Voilà exactement le début de la négociation et les enjeux qui se sont posés à nous il y a quelques mois. Alors nous avons voulu nous attaquer à cette volatilité en prenant un certain nombre de décisions concrètes qui figurent dans le plan d’action qui est en cours de négociation entre les membres du G20.
Ce plan d’action repose sur cinq piliers très simples que vous connaissez et sur lesquels je voudrais revenir.

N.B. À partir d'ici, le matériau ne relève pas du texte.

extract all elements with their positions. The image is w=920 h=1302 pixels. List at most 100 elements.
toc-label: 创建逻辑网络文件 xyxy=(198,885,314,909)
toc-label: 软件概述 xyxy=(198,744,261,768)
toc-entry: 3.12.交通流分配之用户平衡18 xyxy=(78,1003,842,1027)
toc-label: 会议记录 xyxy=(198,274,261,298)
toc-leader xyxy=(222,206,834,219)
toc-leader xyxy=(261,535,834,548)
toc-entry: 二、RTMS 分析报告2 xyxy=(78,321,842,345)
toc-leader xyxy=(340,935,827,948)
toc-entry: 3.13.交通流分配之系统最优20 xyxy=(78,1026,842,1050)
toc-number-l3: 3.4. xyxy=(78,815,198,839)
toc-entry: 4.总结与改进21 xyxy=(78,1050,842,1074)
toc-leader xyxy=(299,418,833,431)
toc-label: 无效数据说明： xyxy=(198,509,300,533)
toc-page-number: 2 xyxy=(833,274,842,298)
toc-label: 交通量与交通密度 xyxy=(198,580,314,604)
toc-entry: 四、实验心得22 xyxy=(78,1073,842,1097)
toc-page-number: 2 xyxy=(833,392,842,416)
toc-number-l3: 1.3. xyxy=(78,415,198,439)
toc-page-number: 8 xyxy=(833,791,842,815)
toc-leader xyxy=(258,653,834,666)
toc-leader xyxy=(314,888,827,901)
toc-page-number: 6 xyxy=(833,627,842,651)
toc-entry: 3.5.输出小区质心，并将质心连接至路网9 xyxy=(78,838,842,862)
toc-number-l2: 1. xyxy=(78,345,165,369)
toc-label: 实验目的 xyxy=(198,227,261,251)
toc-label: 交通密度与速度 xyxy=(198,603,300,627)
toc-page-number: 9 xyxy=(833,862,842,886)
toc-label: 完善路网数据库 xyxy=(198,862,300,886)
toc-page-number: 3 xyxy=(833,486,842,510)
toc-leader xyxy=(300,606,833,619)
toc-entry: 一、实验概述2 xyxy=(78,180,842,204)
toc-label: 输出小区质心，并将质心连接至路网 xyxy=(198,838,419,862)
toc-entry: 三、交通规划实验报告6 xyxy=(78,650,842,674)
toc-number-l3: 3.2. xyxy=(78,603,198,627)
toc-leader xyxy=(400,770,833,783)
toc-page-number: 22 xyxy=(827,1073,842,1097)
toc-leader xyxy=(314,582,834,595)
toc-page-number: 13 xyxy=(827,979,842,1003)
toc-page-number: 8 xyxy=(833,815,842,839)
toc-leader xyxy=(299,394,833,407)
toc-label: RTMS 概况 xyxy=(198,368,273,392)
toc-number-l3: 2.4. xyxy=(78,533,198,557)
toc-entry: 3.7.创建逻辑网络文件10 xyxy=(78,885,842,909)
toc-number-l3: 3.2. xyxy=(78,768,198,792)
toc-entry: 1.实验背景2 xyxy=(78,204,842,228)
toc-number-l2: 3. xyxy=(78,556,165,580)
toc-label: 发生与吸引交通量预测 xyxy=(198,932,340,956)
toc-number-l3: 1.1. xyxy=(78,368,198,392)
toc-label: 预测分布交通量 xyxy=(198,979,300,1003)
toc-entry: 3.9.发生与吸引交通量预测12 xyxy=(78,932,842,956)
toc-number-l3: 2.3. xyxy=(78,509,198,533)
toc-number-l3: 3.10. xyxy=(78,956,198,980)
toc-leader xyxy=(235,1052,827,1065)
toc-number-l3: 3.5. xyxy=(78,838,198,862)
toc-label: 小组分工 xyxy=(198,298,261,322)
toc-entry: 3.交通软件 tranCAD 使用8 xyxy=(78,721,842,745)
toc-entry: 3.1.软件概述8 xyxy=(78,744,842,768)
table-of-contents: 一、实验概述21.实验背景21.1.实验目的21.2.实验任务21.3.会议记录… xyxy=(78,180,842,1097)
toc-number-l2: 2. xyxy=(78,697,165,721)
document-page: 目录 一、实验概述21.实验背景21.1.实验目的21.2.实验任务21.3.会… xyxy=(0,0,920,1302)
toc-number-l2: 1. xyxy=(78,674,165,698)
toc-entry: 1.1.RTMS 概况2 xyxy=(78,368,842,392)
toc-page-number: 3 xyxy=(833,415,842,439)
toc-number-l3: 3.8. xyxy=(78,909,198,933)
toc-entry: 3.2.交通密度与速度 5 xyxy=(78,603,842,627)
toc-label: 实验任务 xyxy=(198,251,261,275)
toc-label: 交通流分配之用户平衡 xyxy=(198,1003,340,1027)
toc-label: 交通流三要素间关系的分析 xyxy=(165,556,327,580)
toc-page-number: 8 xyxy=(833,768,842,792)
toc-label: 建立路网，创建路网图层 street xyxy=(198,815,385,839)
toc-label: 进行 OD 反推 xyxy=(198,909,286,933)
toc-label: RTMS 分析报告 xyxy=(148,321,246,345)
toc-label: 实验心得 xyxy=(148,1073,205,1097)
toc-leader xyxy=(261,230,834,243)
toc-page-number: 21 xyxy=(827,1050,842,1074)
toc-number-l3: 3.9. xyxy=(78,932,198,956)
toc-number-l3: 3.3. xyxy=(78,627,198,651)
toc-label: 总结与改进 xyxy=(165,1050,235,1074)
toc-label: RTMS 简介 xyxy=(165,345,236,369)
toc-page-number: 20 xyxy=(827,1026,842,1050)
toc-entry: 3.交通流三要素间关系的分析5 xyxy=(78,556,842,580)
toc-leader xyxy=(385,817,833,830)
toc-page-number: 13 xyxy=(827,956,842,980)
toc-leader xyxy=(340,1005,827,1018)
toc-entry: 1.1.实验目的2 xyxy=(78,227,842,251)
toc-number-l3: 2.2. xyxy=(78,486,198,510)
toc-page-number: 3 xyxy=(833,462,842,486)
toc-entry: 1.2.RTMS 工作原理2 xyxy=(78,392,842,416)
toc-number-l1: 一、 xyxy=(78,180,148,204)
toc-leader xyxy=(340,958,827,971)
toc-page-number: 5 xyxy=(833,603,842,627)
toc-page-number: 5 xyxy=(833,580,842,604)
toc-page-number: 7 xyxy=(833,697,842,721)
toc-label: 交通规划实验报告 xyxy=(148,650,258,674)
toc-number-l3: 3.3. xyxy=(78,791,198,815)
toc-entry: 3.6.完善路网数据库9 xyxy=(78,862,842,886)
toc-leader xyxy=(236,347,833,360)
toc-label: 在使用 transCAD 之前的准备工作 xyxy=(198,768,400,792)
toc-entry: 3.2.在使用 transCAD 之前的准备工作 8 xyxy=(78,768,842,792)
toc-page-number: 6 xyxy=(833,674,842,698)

Le premier facteur de volatilité, c’est le manque de production agricole mondiale. Nous avons donc voulu accroître la production agricole mondiale. Le premier objectif de ce plan d’action, c’est que demain, nous produisions plus de matière agricole. Cela paraît simple, c’est aussi un vrai changement dans la politique internationale. Pendant longtemps, on a considéré qu’il y avait d’un côté les pays producteurs et de l’autre côté les produits importateurs, d’un côté les pays qui avaient vocation agricole et de l’autre les pays qui avaient uniquement vocation à consommer des produits agricoles. Cette idée-là est révolue. Nous voulons – et nous l’affirmons dans le plan d’action – que chaque pays, notamment les pays en développement, puisse être autonome du point de vue de sa sécurité alimentaire. Il serait injuste qu’il y ait d’un côté les pays développés et riches qui auraient leur propre production agricole et leur autonomie agricole, qui laisseraient de l’autre côté les pays en développement en Afrique ou en Asie du Sud-est sans leurs propres moyens de production agricole. Chacun a le droit dans le monde à son autonomie agricole. Et pour cela, il faut des investissements publics, il faut des investissements privés qui sont essentiels à la réussite de ce plan. Il faut de la recherche, il faut des nouvelles technologies, il faut de la coopération en matière de recherche entre les différents États que vous représentez ici. C’est bien ce qui figure dans notre plan d’action.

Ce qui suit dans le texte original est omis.